Ares’s Rosenthal: PE Recruiting Easier Now that Hedge Funds Less Attractive

M&A’s on the backburner. Fundraising is still tough. But one thing has gotten easier for PE firms: recruiting.

Three years ago firms were competing against hedge funds, says Bennett Rosenthal, Ares Management’s senior partner and co-head of the private equity group. Hedge funds were offering “gigantic current comps” to smart recruits, said Rosenthal during the Bloomberg Dealmakers Summit Thursday. See the video here.

“We’ve been the beneficiary of [hedge funds] being a less attractive career these days than it was three to four years ago,” said Rosenthal, who spoke on the panel, “Private Equity: What’s Next?”

Before the financial crisis, high-flying hedge funds vied with PE for recruits. That’s changed. Some hedge funds have yet to fully recover from the downturn and some are downsizing amid a continuing slowdown in trading. Wall Street investment banks, like UBS, are also cutting jobs.

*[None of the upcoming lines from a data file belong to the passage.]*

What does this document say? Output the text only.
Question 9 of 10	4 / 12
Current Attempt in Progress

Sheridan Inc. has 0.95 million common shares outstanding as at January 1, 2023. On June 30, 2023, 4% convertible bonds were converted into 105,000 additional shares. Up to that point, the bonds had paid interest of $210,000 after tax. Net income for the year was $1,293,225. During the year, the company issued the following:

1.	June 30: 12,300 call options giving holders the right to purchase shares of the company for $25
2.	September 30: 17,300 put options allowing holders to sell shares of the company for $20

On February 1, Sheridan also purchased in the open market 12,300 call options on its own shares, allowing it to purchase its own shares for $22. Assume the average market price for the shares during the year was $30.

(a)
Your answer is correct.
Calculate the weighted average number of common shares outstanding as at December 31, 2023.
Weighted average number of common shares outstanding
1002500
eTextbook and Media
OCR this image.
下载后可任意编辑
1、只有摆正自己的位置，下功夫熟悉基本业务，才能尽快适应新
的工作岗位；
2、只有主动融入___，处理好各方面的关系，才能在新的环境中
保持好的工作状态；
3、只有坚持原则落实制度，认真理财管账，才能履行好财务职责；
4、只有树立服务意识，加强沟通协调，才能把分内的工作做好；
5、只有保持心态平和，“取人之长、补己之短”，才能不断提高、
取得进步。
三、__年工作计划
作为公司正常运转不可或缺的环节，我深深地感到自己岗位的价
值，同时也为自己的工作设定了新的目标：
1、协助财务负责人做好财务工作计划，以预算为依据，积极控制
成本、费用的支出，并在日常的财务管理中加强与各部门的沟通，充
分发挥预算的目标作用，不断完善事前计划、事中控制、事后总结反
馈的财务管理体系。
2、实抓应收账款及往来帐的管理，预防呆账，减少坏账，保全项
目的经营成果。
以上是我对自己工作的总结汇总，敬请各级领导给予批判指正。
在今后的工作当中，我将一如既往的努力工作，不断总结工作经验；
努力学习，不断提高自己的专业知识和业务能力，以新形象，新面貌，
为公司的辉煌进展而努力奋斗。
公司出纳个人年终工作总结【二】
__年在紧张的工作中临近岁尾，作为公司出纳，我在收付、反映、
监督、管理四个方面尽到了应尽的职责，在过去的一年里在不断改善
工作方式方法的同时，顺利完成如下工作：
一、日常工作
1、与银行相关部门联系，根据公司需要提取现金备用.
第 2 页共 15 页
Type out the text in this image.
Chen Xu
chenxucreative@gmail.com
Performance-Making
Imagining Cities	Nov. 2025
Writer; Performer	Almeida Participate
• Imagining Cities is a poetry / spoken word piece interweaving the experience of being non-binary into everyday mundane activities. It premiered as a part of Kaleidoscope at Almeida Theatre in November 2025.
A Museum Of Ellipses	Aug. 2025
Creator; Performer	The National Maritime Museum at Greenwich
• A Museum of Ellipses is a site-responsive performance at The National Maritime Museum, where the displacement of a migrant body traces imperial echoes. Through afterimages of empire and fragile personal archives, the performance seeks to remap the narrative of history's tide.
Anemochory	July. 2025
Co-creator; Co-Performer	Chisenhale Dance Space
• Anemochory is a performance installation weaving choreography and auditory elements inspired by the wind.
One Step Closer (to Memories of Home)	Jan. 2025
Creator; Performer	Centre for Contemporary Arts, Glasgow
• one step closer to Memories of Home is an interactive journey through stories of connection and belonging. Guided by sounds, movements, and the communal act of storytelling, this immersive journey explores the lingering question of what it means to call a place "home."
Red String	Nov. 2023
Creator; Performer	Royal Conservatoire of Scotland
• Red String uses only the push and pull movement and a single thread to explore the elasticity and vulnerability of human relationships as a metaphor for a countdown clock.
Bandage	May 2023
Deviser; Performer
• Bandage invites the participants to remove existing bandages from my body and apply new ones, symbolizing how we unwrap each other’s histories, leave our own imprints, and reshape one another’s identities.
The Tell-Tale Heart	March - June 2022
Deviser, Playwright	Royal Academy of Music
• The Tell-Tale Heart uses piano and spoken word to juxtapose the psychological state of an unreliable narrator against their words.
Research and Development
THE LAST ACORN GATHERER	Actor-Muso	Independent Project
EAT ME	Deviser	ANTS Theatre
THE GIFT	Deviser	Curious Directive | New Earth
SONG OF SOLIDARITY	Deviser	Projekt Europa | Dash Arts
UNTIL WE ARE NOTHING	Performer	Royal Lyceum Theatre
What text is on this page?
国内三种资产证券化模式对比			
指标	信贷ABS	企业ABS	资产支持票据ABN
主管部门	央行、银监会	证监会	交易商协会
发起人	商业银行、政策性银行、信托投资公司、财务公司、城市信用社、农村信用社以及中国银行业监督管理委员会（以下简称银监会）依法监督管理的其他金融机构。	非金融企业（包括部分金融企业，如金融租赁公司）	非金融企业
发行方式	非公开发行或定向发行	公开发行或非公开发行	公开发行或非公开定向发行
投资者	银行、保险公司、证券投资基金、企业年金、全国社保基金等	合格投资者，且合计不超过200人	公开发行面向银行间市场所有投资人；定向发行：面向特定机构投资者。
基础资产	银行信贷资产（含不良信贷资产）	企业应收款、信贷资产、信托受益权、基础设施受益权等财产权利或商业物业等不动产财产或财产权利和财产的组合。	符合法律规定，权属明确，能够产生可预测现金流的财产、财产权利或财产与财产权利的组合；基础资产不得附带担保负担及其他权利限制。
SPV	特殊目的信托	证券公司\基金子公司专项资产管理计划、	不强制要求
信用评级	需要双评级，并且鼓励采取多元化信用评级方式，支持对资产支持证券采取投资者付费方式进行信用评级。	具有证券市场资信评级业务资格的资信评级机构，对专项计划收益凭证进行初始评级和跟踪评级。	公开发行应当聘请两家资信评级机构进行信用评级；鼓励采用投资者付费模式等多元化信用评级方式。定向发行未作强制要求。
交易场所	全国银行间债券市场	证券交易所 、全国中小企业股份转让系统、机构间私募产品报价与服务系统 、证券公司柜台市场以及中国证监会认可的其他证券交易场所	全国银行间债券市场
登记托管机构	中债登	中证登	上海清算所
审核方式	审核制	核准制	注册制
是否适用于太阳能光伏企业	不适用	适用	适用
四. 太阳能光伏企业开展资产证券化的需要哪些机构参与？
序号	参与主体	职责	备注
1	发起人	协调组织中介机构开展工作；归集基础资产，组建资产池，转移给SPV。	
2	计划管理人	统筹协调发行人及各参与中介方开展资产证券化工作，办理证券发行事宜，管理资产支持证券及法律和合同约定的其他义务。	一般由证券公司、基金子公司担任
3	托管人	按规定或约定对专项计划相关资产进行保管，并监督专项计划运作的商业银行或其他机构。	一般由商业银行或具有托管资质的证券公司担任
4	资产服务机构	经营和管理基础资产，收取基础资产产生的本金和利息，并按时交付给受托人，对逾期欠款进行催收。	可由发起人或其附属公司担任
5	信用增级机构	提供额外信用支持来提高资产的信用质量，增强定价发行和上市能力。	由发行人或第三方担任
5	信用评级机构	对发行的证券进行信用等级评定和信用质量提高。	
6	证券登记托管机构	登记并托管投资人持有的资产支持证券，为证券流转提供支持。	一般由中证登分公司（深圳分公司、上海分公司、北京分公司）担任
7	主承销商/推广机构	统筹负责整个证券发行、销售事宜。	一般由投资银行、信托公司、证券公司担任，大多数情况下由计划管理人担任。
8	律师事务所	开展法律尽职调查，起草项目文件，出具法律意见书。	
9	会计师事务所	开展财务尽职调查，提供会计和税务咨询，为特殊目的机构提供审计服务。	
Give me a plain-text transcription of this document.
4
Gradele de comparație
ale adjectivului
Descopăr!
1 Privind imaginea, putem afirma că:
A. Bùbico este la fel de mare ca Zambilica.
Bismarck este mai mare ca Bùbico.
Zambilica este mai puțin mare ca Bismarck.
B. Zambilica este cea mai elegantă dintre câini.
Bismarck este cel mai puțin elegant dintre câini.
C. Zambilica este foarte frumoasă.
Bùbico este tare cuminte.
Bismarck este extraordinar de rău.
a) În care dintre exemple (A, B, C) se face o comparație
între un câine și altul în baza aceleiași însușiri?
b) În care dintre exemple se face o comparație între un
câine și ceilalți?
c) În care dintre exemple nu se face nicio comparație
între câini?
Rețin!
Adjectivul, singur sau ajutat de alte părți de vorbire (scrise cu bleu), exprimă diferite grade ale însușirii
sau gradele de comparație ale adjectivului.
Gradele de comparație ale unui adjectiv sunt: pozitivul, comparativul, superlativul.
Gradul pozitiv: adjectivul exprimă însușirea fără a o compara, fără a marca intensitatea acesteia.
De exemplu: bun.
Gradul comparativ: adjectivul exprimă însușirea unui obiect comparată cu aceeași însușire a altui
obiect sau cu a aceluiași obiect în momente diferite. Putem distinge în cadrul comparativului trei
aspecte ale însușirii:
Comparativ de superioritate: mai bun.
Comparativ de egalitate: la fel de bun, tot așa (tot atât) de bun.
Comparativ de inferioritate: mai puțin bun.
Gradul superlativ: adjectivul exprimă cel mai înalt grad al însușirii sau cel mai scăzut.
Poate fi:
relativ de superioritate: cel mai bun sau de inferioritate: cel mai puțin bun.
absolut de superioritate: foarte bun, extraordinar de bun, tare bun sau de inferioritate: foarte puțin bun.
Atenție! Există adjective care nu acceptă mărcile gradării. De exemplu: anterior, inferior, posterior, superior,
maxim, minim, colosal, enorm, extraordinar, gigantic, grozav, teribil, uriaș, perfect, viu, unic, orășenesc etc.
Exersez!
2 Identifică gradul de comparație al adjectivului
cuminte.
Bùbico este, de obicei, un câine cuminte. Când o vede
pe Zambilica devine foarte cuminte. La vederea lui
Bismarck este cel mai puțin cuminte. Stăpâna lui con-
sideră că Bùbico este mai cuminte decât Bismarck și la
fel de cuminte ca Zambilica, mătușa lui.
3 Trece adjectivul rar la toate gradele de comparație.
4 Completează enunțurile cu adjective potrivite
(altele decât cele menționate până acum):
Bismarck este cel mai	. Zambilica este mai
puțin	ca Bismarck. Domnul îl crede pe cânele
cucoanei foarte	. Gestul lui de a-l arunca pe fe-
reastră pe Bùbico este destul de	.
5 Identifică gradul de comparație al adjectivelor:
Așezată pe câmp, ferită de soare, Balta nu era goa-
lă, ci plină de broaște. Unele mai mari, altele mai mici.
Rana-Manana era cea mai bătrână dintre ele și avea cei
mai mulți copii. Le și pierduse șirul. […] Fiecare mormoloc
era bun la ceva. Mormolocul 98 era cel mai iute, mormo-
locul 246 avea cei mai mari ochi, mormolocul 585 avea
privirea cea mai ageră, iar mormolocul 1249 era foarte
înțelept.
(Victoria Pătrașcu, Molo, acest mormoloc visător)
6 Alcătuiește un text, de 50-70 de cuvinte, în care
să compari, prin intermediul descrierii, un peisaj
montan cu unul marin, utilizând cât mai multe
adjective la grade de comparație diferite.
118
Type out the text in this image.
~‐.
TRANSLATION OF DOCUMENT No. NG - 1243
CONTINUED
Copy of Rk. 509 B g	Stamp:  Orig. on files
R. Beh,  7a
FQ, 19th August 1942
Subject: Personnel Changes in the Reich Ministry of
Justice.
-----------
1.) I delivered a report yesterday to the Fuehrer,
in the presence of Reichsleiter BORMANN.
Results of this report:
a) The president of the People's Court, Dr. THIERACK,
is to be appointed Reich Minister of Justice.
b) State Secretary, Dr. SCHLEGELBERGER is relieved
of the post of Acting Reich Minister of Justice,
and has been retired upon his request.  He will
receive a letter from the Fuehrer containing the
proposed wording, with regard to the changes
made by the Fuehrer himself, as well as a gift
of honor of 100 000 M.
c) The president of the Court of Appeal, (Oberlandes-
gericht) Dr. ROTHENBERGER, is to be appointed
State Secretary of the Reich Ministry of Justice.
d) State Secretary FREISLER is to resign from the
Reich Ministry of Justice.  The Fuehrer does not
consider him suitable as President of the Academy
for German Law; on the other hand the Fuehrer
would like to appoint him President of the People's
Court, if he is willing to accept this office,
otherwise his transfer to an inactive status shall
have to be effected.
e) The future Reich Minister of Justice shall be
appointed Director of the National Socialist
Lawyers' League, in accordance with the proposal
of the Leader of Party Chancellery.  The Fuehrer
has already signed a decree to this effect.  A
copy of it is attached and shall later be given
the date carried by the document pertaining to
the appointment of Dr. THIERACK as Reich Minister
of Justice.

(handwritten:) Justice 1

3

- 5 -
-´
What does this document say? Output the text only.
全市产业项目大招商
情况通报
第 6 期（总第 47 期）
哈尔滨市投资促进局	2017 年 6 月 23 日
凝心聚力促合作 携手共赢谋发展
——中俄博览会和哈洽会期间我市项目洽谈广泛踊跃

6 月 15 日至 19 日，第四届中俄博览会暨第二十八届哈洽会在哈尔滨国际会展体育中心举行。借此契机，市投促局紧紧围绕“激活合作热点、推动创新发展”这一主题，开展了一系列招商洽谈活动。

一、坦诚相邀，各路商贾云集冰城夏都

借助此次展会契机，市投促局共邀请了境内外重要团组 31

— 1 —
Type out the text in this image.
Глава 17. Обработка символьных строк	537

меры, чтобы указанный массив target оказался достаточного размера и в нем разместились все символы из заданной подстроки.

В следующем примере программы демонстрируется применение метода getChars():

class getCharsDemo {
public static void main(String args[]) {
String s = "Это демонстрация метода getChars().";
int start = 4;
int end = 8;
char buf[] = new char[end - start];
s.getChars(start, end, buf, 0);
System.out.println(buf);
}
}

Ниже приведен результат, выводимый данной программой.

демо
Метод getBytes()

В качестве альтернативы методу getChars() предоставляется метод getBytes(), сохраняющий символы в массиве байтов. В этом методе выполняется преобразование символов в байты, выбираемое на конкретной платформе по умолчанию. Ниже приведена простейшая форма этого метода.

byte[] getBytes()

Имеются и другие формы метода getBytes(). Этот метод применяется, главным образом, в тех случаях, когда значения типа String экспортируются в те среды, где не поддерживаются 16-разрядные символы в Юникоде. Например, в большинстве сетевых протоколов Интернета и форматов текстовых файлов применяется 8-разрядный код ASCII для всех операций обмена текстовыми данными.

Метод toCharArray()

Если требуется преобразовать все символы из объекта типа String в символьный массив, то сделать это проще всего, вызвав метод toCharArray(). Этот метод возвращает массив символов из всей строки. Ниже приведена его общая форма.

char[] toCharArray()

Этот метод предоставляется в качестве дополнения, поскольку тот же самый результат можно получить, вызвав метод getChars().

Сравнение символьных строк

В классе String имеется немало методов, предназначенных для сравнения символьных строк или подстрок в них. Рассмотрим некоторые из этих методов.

Private equity offers “stability and growth and career development” for candidates just starting out, said Rosenthal, who expects the industry to continue growing. “If investors are allocating more capital to private equity and to alternative investments, which they will, it’s still going to be a great career for people,” he said.

Rosenthal’s positivism is in line with a recent survey that shows PE staffing likely to increase this year. More than half of buyout and growth equity firms, or 61%, said they planned to hire investment professionals at the analyst, associate and other-non-partner levels by the end of 2012, Buyouts reported. This compares to last year, when 29% of buyout and growth equity firms said they actually did at junior investment staff.

But Hedge funds do pose a danger. One PE exec of a large buyout shop, who spoke on the sidelines of the Bloomberg conference, says he would disregard any candidate who admits they wanted to work in a hedge fund.

Private equity is geared to people who take a longer view of investments, where rewards can take years to come to fruition, this source says. Hedge funds, in contrast, are for individuals who are more short-term investors and seek “immediate gratification,” the exec says.

“The young person seriously considering going to a hedge fund isn’t right for my business,” the source says.